This is a list of possible projects for MA 692B. Projects can be programmed in C, C++, Fortran, or Scheme. Projects should take pgm or ppm files as input and, where appropriate, as output. The pgm and ppm file formats are particularly easy to read and write; one can also use various libraries that are available on the Suns and the Alpha. Students can suggest their own project topic.

Everyone must get their project pre-approved by me. The following are very brief summaries of suggested projects; if any of them interest you, then you should ask me for more details.

• Write a program to calculate the two-dimensional Haar transform of an image, do scalar quantization to compress that image. You are allowed to reject any image that is not of size 2^k square for some k. Your program must work as a filter, and take the L_p space that determines the scalar quantization scaling as a parameter.
• Write a program to take a description of a wavelet transform (a description in a form that you specify, i.e., width and coefficients) and apply it to an image. You must deal with boundary conditions in a reasonable way; reflecting the image across the boundary is reasonable, assuming the image is periodic is reasonable, assuming the image is zero outside the domain is not reasonable. For extra credit, allow a description of boundary wavelets to do high-order wavelet approximation even at the edges of the domain.
• Write a program to compress two-dimensional, uniformly-spaced data with a maximum (L-infinity) bound on the error. You must use (at least) piecewise-linear approximation; I suggest you use the (sub-optimal) algorithm given in "Surface Compression", by DeVore, Jawerth, and Lucier in Computer Aided Geometric Design in 1992. For extra credit, use smoother box-splines, or write a program using the algorithm given in a paper by DeVore and Yu.
• Write a program to remove Gaussian noise from images using Donoho and Johnstone's method of Wavelet Shrinkage. You can use Haar wavelets and reject all images that are not of size 2^k square for some k. You should estimate the noise level sigma by sqrt(Pi/2) times the median of the absolute value of wavelet coefficients. You can use sqrt(log(N))sigma as the shrinkage parameter, where there are N pixels in the image. For extra credit, write an O(N) routine to calculate the median rather than just sorting the absolute values of the wavelet coefficients in O(N log(N)) time and then taking the middle one. For extra credit, use the SUREShrink algorithm to choose the shrinkage parameter.

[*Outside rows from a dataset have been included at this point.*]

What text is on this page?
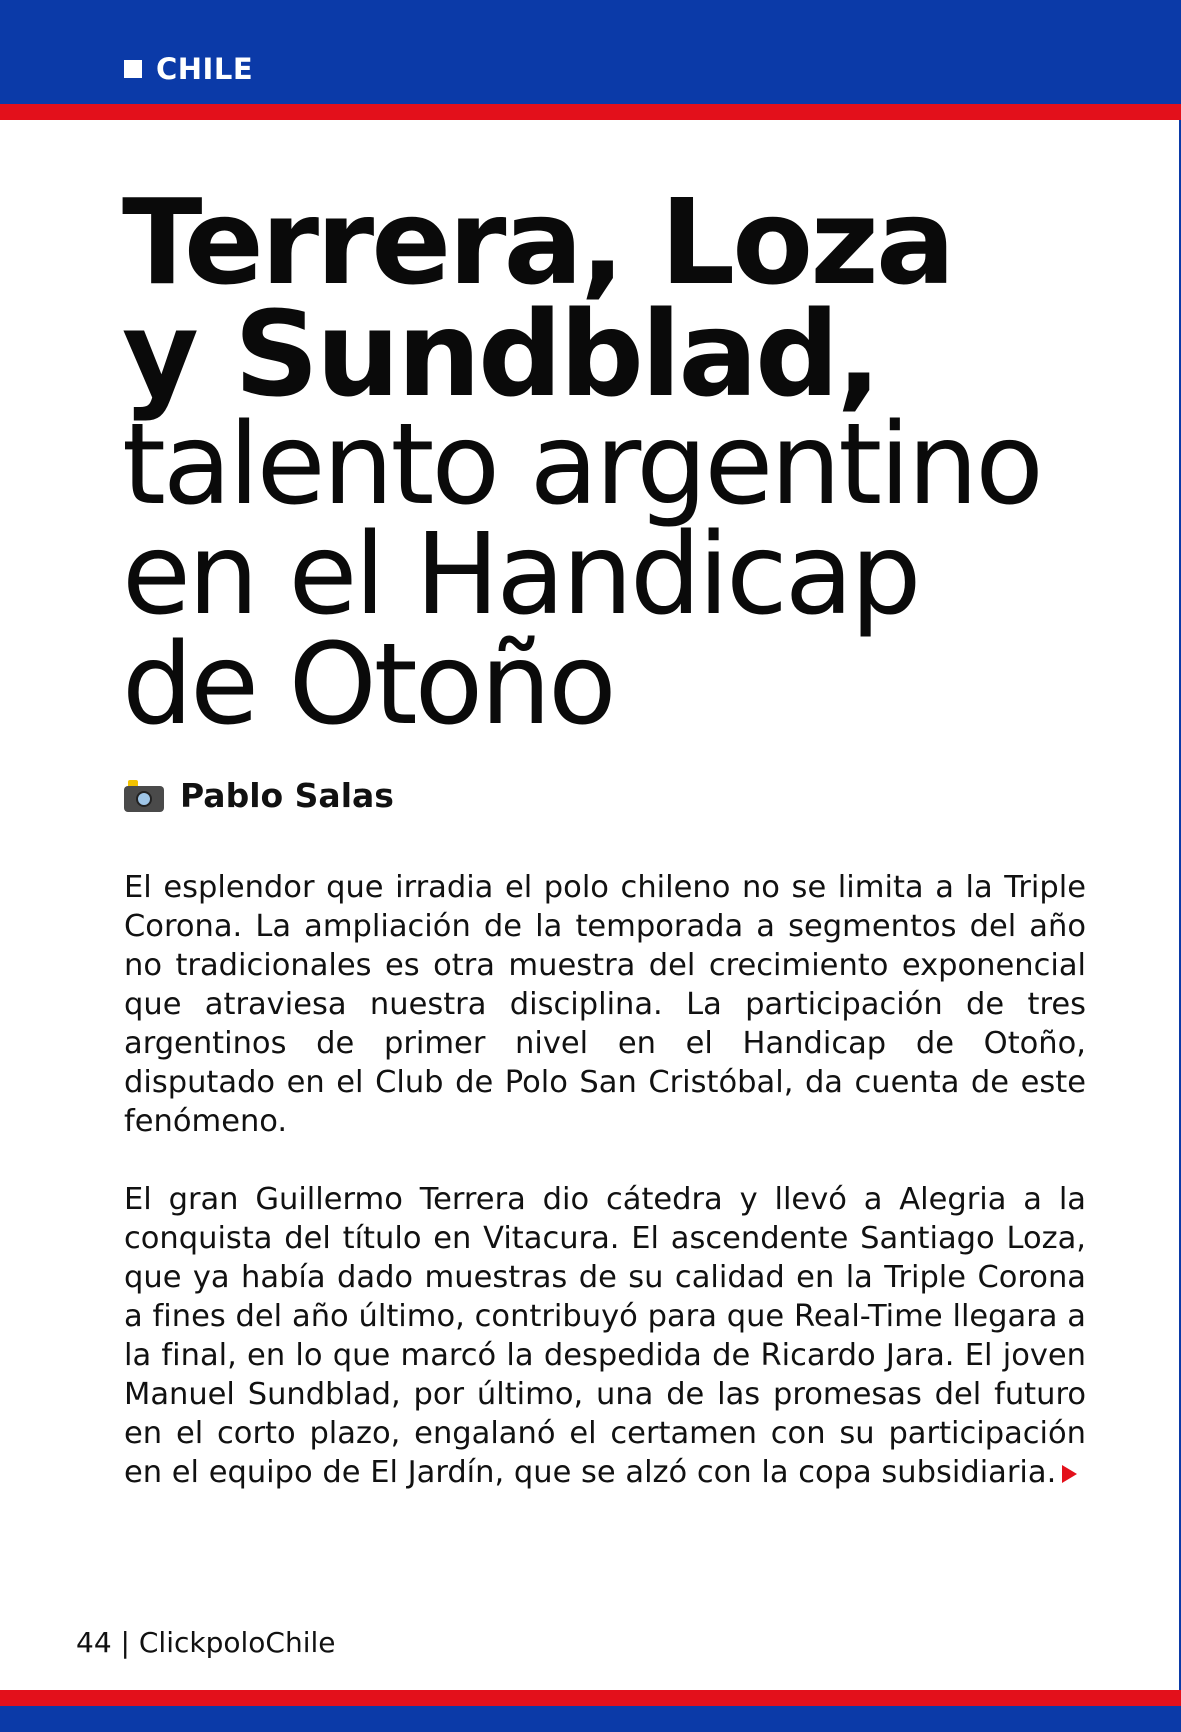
CHILE
Terrera, Loza
y Sundblad,
talento argentino
en el Handicap
de Otoño
Pablo Salas

El esplendor que irradia el polo chileno no se limita a la Triple Corona. La ampliación de la temporada a segmentos del año no tradicionales es otra muestra del crecimiento exponencial que atraviesa nuestra disciplina. La participación de tres argentinos de primer nivel en el Handicap de Otoño, disputado en el Club de Polo San Cristóbal, da cuenta de este fenómeno.

El gran Guillermo Terrera dio cátedra y llevó a Alegria a la conquista del título en Vitacura. El ascendente Santiago Loza, que ya había dado muestras de su calidad en la Triple Corona a fines del año último, contribuyó para que Real-Time llegara a la final, en lo que marcó la despedida de Ricardo Jara. El joven Manuel Sundblad, por último, una de las promesas del futuro en el corto plazo, engalanó el certamen con su participación en el equipo de El Jardín, que se alzó con la copa subsidiaria.

44 | ClickpoloChile
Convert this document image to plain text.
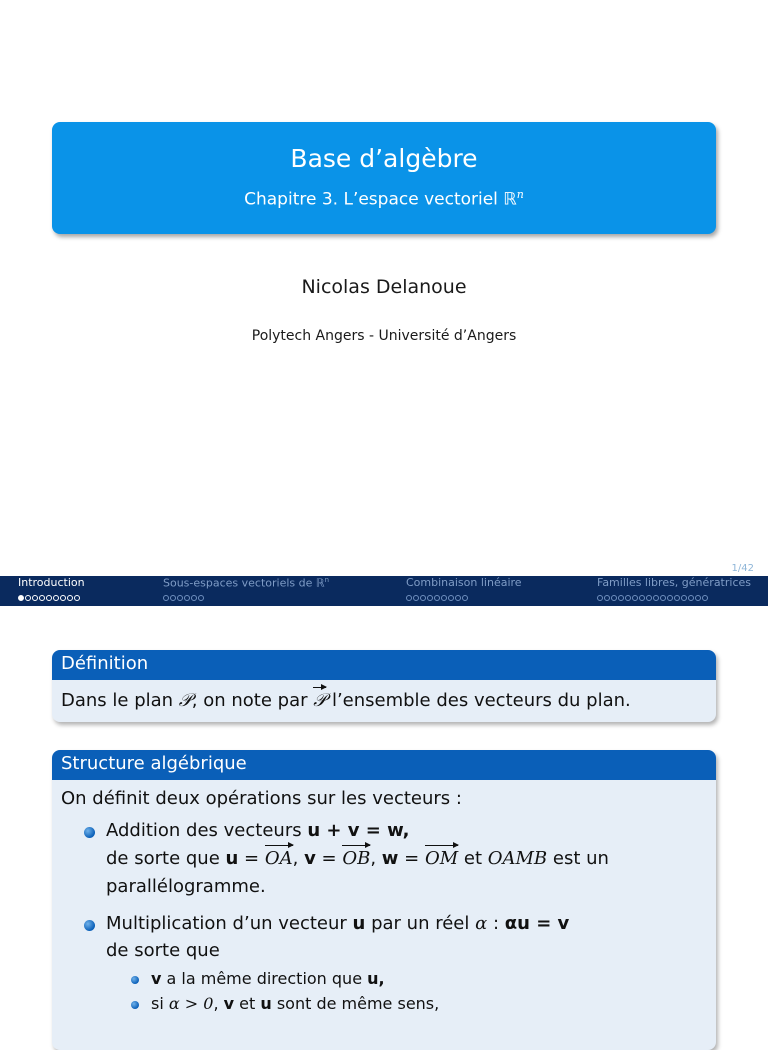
Base d’algèbre
Chapitre 3. L’espace vectoriel ℝ$^n$
Nicolas Delanoue
Polytech Angers - Université d’Angers
1/42
Introduction	Sous-espaces vectoriels de ℝ$^n$	Combinaison linéaire	Familles libres, génératrices
Définition
Dans le plan 𝒫, on note par 𝒫 l’ensemble des vecteurs du plan.
Structure algébrique
On définit deux opérations sur les vecteurs :
Addition des vecteurs u + v = w,
de sorte que u = OA, v = OB, w = OM et OAMB est un
parallélogramme.
Multiplication d’un vecteur u par un réel α : αu = v
de sorte que
v a la même direction que u,
si α > 0, v et u sont de même sens,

• Write a program to compress the solution u(x,y,t) of a parabolic differential equation; the software to solve the equation is available on my CS 615 web page. Start with a coarse-grid triangulation of the domain and refine it several times; this will give you the multiresolution structure you will require for the compression. This program will require you to do three-dimensional compression using piecewise linear approximation. For extra credit, try Leisner's anisotropic wavelet compression method and see if that method results in better compression ratios.
• Write a program to interpolate missing data in a rectangular region of an image by applying a variational principle with a Besov space as smoother. If you get good results then write a paper about it (extra credit).
• Write libraries to do fast single-precision wavelet transforms using the AltiVec instruction set on the Macintosh under LinuxPPC. For extra credit, have these libraries work in more than one dimension. For extra credit, see if you can compress video using these routines in something approaching real time (> 10 frames/second).